Fünf Siege der Oberfortshausschützen bei den Bezirksmeisterschaften 2018

Bei den ersten Bezirksmeisterschaften des neuen Bezirks 33 der Luftgewehrschützen nach der Neuorganisation im Hessischen Schützenverband trumpften die Damen und Herren des Frankfurter Schützenkorps Oberforsthaus e.V. mit vier Siegen groß auf. Michal Malkowski siegte mit 385 Ringen in der Herrenklasse I., Michael Gennrich in der Herrenklasse II. mit 371 Ringen, Anna Magai mit 382 Ringen in der Damenklasse II. und die Damenmannschaft des Schützenkorps Oberforsthaus mit zusammen 1125 Ringen. Fünf 2te Plätze (Vizemeister-/in) steuerten Mara Muthesius (367), Larissa Lepore (376), 2 mal Kathrin Cremer 301 und Florian Stratmann (379 Ringe) in ihren verschiedenen Altersklassen bei. Nicht zu vergessen jedoch die neue FSK Schützin Hanna Kharytonawa, die sich bei ihrer ersten Meisterschaft den 3. Rang in der Damenklasse I. hinter Mara Muthesius mit geschossenen 350 Ringen erkämpfte.
Bereits am 10. Februar hatte sich Kathrin Cremer mit der Luftpistole mit 315 Ringen auf den zweiten Rang der Seniorinnenklasse I. geschossen, was ihr wohl nicht genügte, legte sie doch mit der aufgelegten Luftpistole nach und sorgte mit dem 1.Rang für ihre 273 von 300 Ringen für den fünften Spitzenerfolg für das Schützenkorps.

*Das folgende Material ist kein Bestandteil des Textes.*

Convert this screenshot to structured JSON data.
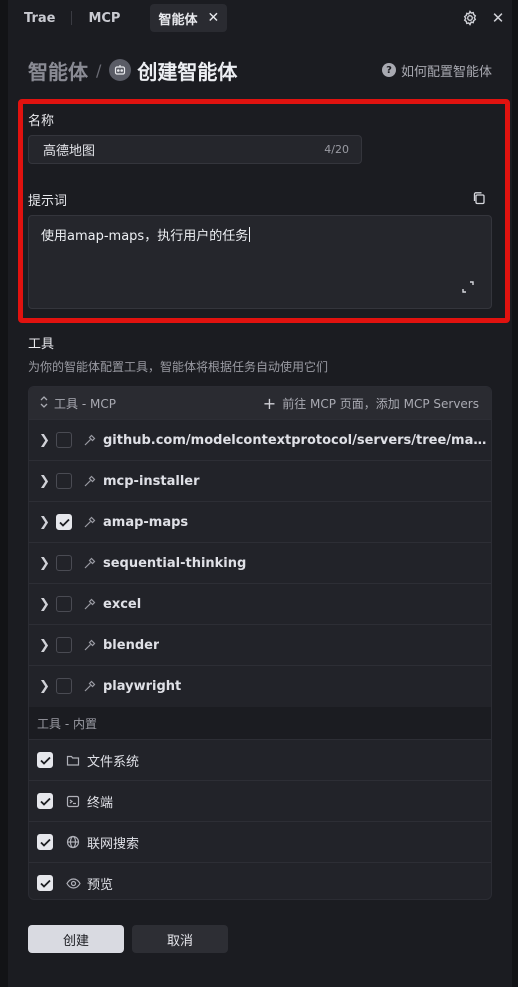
{
  "tabs": [
    {
      "label": "Trae"
    },
    {
      "label": "MCP"
    },
    {
      "label": "智能体",
      "active": true
    }
  ],
  "header": {
    "breadcrumb_root": "智能体",
    "separator": "/",
    "title": "创建智能体",
    "help_text": "如何配置智能体"
  },
  "form": {
    "name_label": "名称",
    "name_value": "高德地图",
    "name_count": "4/20",
    "prompt_label": "提示词",
    "prompt_value": "使用amap-maps，执行用户的任务"
  },
  "tools": {
    "title": "工具",
    "description": "为你的智能体配置工具，智能体将根据任务自动使用它们",
    "mcp_header": "工具 - MCP",
    "add_mcp_link": "前往 MCP 页面，添加 MCP Servers",
    "mcp_items": [
      {
        "name": "github.com/modelcontextprotocol/servers/tree/main/src/filesystem",
        "checked": false
      },
      {
        "name": "mcp-installer",
        "checked": false
      },
      {
        "name": "amap-maps",
        "checked": true
      },
      {
        "name": "sequential-thinking",
        "checked": false
      },
      {
        "name": "excel",
        "checked": false
      },
      {
        "name": "blender",
        "checked": false
      },
      {
        "name": "playwright",
        "checked": false
      }
    ],
    "builtin_header": "工具 - 内置",
    "builtin_items": [
      {
        "name": "文件系统",
        "icon": "folder-icon",
        "checked": true
      },
      {
        "name": "终端",
        "icon": "terminal-icon",
        "checked": true
      },
      {
        "name": "联网搜索",
        "icon": "globe-icon",
        "checked": true
      },
      {
        "name": "预览",
        "icon": "eye-icon",
        "checked": true
      }
    ]
  },
  "actions": {
    "create_label": "创建",
    "cancel_label": "取消"
  },
  "colors": {
    "highlight": "#e0120f",
    "background": "#1b1c21",
    "panel": "#222329"
  }
}
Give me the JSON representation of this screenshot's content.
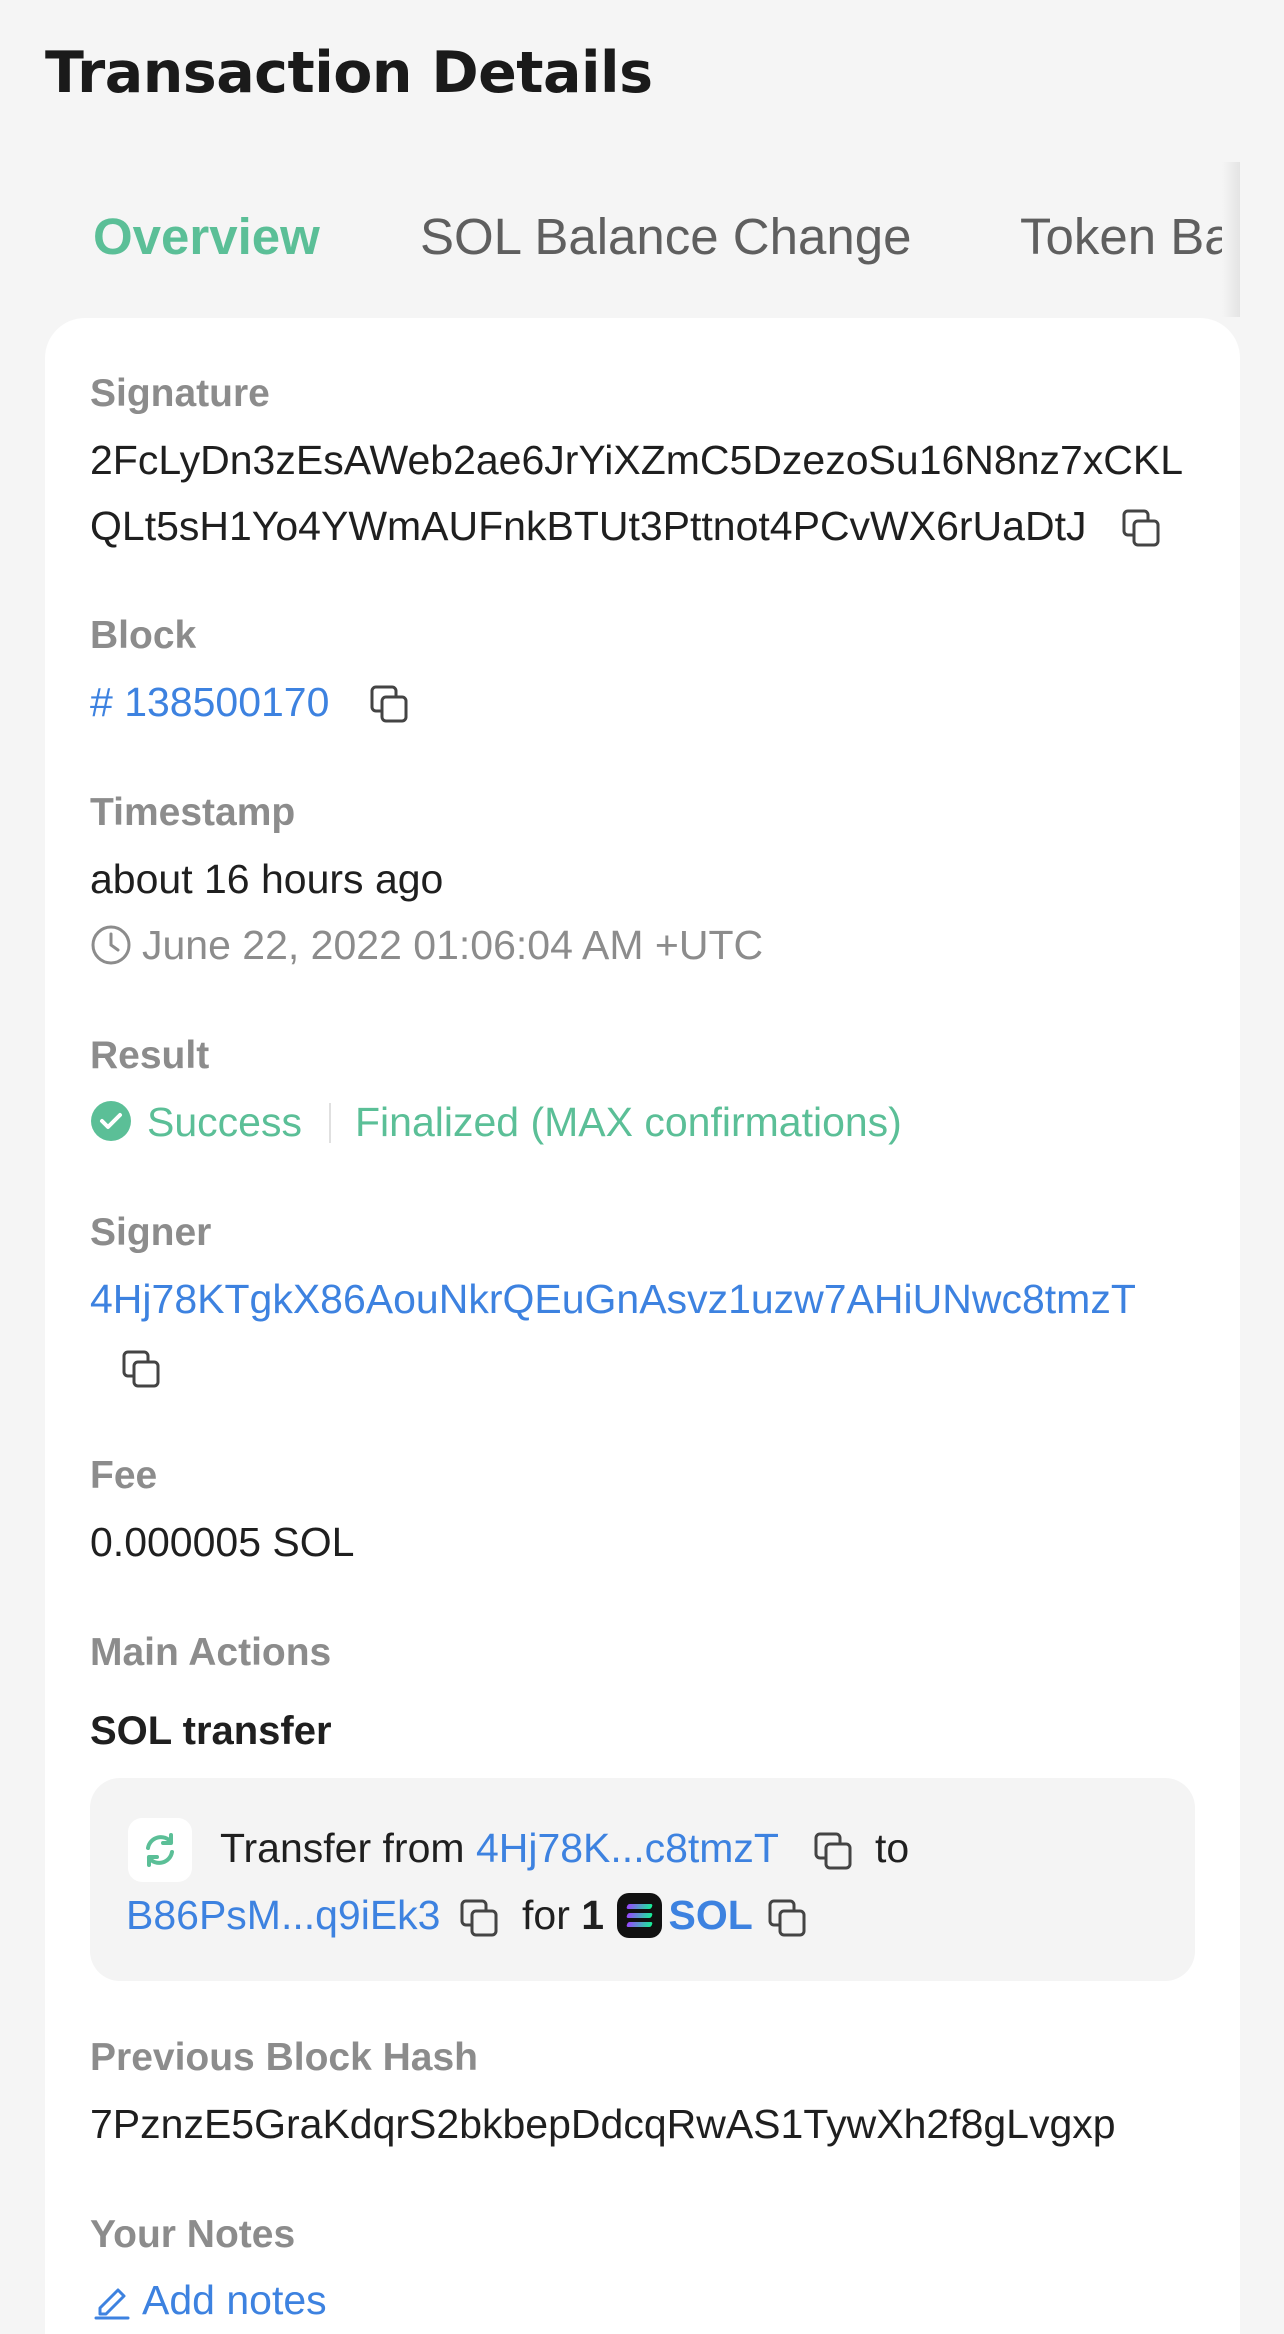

Präsident Peter Dick belegte mit der Luftpistole bei den Herren über 61 Jahre Platz 3 mit 340 Ringen und ebenfalls Rang 3 mit der aufgelegten Luftpistole und 277 von 300 möglichen Ringen. Mannschaftskollege Herbert Schneider landete mit 239 Ringen auf dem 9 Platz. Peter Dönges wurde im gleichen Wettbewerb in der Klasse Senioren IV. Vizemeister Nummer 6 und die ältesten aktiven FSK-Schützen Wolfgang Michel und Gerhard Müller platzierten sich bei den über 76-Jährigen ebenfalls mit der aufgelegten Luftpistole auf Rang 5 und 6. Die Seniorenmannschaft belegte damit den Bronzerang.
In der Neuausrichtung des Hessischen Schützenverbandes sind die früheren Gaumeisterschaften Vergangenheit. Doch dieser zusätzliche Leistungsvergleich fehlt den Schützen jetzt vor den Landesmeisterschaften und nicht wenige Vereine stehen dieser Neuordnung deshalb noch skeptisch gegenüber. Für die Schützinnen und Schützen des Bezirks 33-Frankfurt sind die jetzigen Meisterschaften nichts anderes als die ehemaligen Meisterschaften im Schützenkreis 81, wogegen in den angrenzenden Bezirken 36-Rhein-Main-Modau, 31 Rhein-Main und 35 Hochtaunus und Usingen jeweils mehrere frühere Schützenkreise des Gau 8- Maingau zusammengelegt wurden und damit eine größere Leistungsdichte als in Frankfurt erzeugt wurde.